Measure Complexity Explanation
Time O(n log n) DFS is O(n), sorting dominates
Space O(n) Adjacency list, depth array, parent array

The sum of all n values is at most 10^5. Sorting 10^5 vertices and performing one DFS per test case easily fits within the limits.

Test Cases

# helper: run solution on input string, return output string
import sys
import io

def run(inp: str) -> str:
    sys.stdin = io.StringIO(inp)

    out = []

    t = int(input())

    for _ in range(t):
        n, st, en = map(int, input().split())

        g = [[] for _ in range(n + 1)]

        for _ in range(n - 1):
            u, v = map(int, input().split())
            g[u].append(v)
            g[v].append(u)

        parent = [-1] * (n + 1)
        depth = [0] * (n + 1)

        stack = [en]
        parent[en] = 0

        while stack:
            u = stack.pop()

            for v in g[u]:
                if v == parent[u]:
                    continue
                parent[v] = u
                depth[v] = depth[u] + 1
                stack.append(v)

        order = list(range(1, n + 1))
        order.sort(key=lambda x: depth[x], reverse=True)

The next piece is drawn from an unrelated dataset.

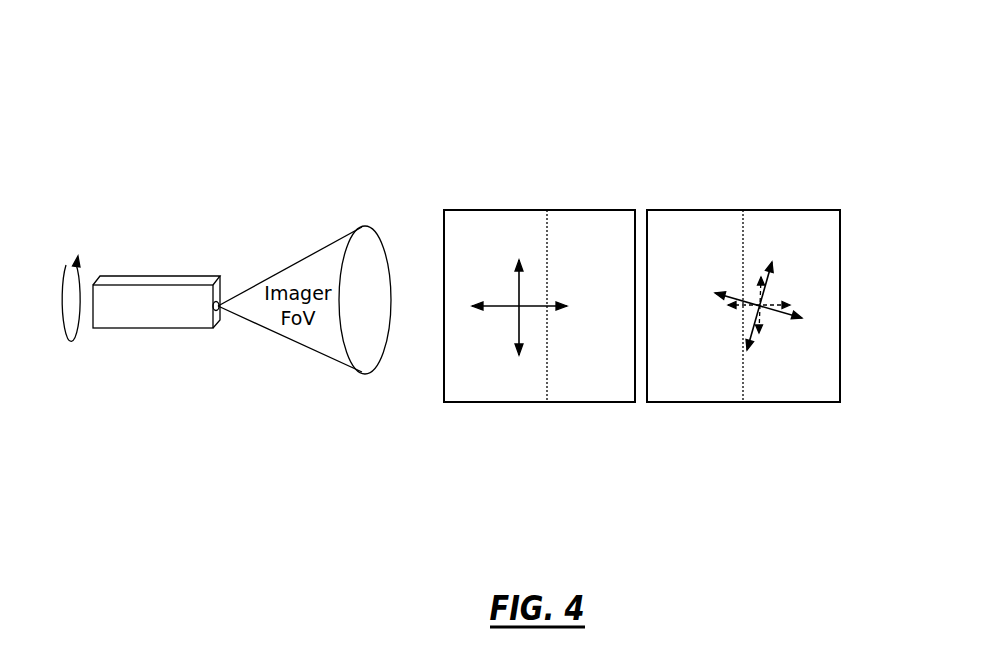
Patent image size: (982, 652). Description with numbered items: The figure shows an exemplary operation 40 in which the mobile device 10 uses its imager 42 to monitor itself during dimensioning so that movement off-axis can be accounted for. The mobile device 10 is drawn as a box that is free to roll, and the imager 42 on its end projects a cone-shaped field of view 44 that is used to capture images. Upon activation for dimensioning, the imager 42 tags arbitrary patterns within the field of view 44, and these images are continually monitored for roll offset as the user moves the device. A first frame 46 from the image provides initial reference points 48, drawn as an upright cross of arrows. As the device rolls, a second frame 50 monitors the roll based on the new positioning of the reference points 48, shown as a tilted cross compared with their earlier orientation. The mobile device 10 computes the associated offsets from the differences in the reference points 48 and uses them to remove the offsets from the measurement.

        out.append(" ".join(map(str, order)))

    return "\n".join(out)

# minimum tree
assert run("""1
1 1 1
""") == "1"

# single edge
assert run("""1
2 1 2
1 2
""") == "1 2"

# chain
assert run("""1
3 2 2
1 2
2 3
""") == "1 3 2"

# star centered at trap
assert run("""1
4 2 1
1 2
1 3
1 4
""").split()[-1] == "1"

# long chain, trap at one endpoint
assert run("""1
5 3 1
1 2
2 3
3 4
4 5
""") == "5 4 3 2 1"
Test input Expected output What it validates
Single vertex 1 Smallest possible tree
Two vertices 1 2 Basic movement
Chain with trap in middle 1 3 2 Equal-depth vertices
Star centered at trap Trap appears last Root handling
Long chain Reverse order Maximum depth ordering

Edge Cases

Tree with a single vertex

Input:

1
1 1 1

The DFS assigns depth 0 to vertex 1.

The sorted order is simply:

[1]

The mouse starts and ends at the trap.

Trap equals starting vertex

Input:

1
3 2 2
1 2
2 3

Depths are:

1 -> 1
3 -> 1
2 -> 0

The permutation ends with 2.

Even though the mouse starts at the trap, earlier cheese appearances may move it away. The final appearance at 2 guarantees the process finishes correctly.

Trap is a leaf

Input:

1
4 1 4
1 2
2 3
3 4

Depths from 4:

1 -> 3
2 -> 2
3 -> 1
4 -> 0

The permutation becomes:

[1, 2, 3, 4]

The trap still appears last. The proof depends only on depths from en, not on the shape of the tree.

Multiple vertices at the same depth

Input:

1
5 1 3
3 1
3 2
3 4
3 5

All leaves have depth 1.

Any ordering among those leaves is valid because the correctness proof only requires non-increasing depth. Equal-depth vertices may appear in any order.